Exception in thread "main" org.apache.spark.sql.AnalysisException: No such struct field sr:Source in _type, cr:TRFCoraxData, fun:Fundamental, md:Identifier, md:Relationship;

To ignore that I have null checkfor sr:Source ,but that is not working for me . For that check also I am getting same error .

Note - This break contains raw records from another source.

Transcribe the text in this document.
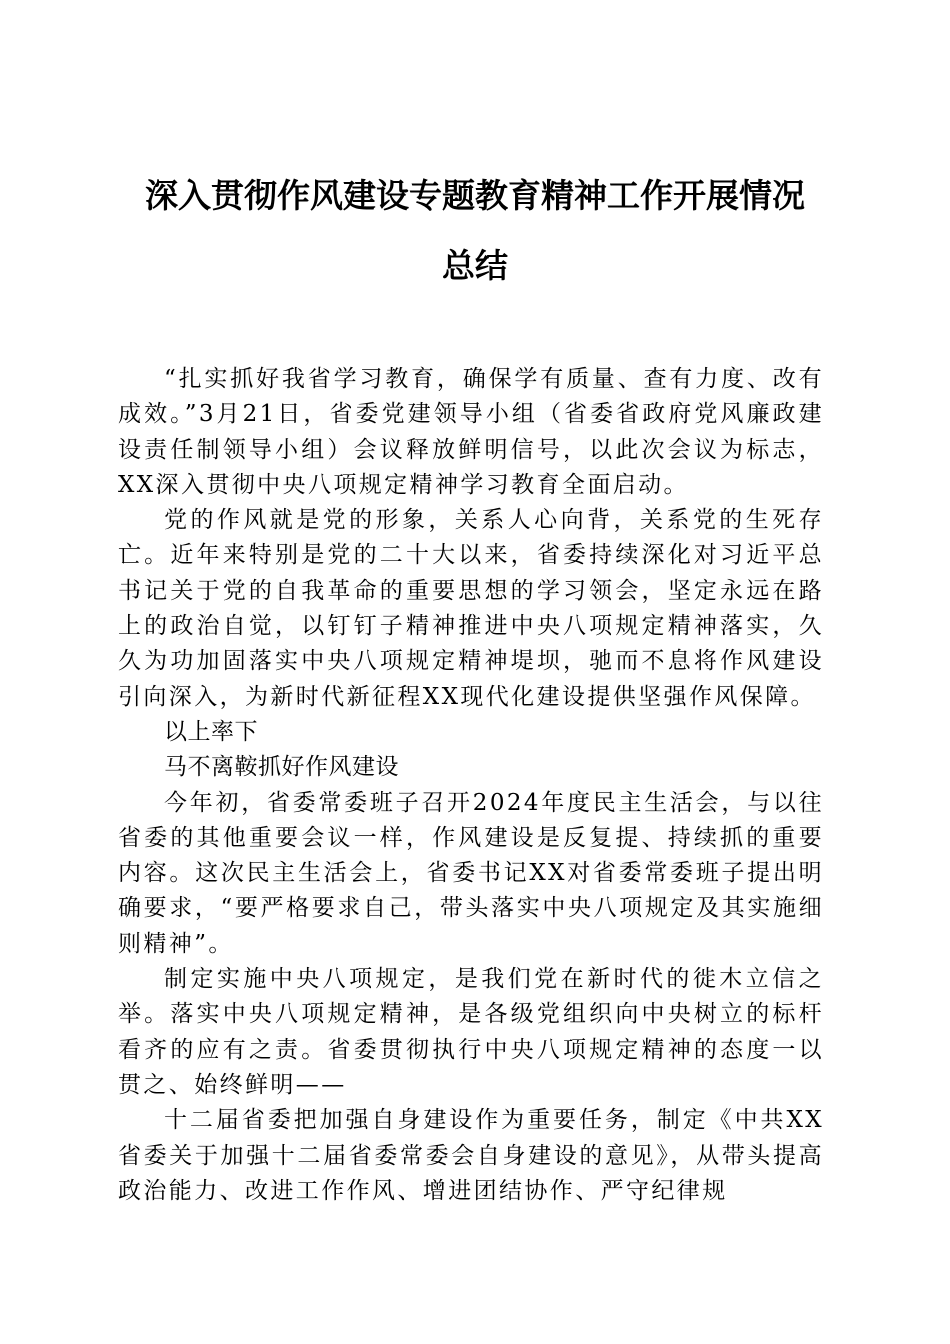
深入贯彻作风建设专题教育精神工作开展情况
总结

“扎实抓好我省学习教育，确保学有质量、查有力度、改有成效。”3月21日，省委党建领导小组（省委省政府党风廉政建设责任制领导小组）会议释放鲜明信号，以此次会议为标志，XX深入贯彻中央八项规定精神学习教育全面启动。

党的作风就是党的形象，关系人心向背，关系党的生死存亡。近年来特别是党的二十大以来，省委持续深化对习近平总书记关于党的自我革命的重要思想的学习领会，坚定永远在路上的政治自觉，以钉钉子精神推进中央八项规定精神落实，久久为功加固落实中央八项规定精神堤坝，驰而不息将作风建设引向深入，为新时代新征程XX现代化建设提供坚强作风保障。

以上率下

马不离鞍抓好作风建设

今年初，省委常委班子召开2024年度民主生活会，与以往省委的其他重要会议一样，作风建设是反复提、持续抓的重要内容。这次民主生活会上，省委书记XX对省委常委班子提出明确要求，“要严格要求自己，带头落实中央八项规定及其实施细则精神”。

制定实施中央八项规定，是我们党在新时代的徙木立信之举。落实中央八项规定精神，是各级党组织向中央树立的标杆看齐的应有之责。省委贯彻执行中央八项规定精神的态度一以贯之、始终鲜明——

十二届省委把加强自身建设作为重要任务，制定《中共XX省委关于加强十二届省委常委会自身建设的意见》，从带头提高政治能力、改进工作作风、增进团结协作、严守纪律规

Basically what i need is that is env:Data.sr:Source.* is null then i want to exit processing and next tag processing will start again .

Anupam
  • 284
  • 5
  • 21

1 Answers1

0

The org.apache.spark.sql.AnalysisException is usually thrown when something's wrong in the query - so I'm pretty sure it's because you're trying to filter a null on those occasions

Error handling in scala is typically done with an Option there's a good article on it Try

def handleNulls(organizationId: String): Option[Boolean] = {
     val orgId = Option(organizationId).getOrElse(return None)
     Some()
}
val betterNullsUdf = udf[Option[Boolean], Integer](handleNulls)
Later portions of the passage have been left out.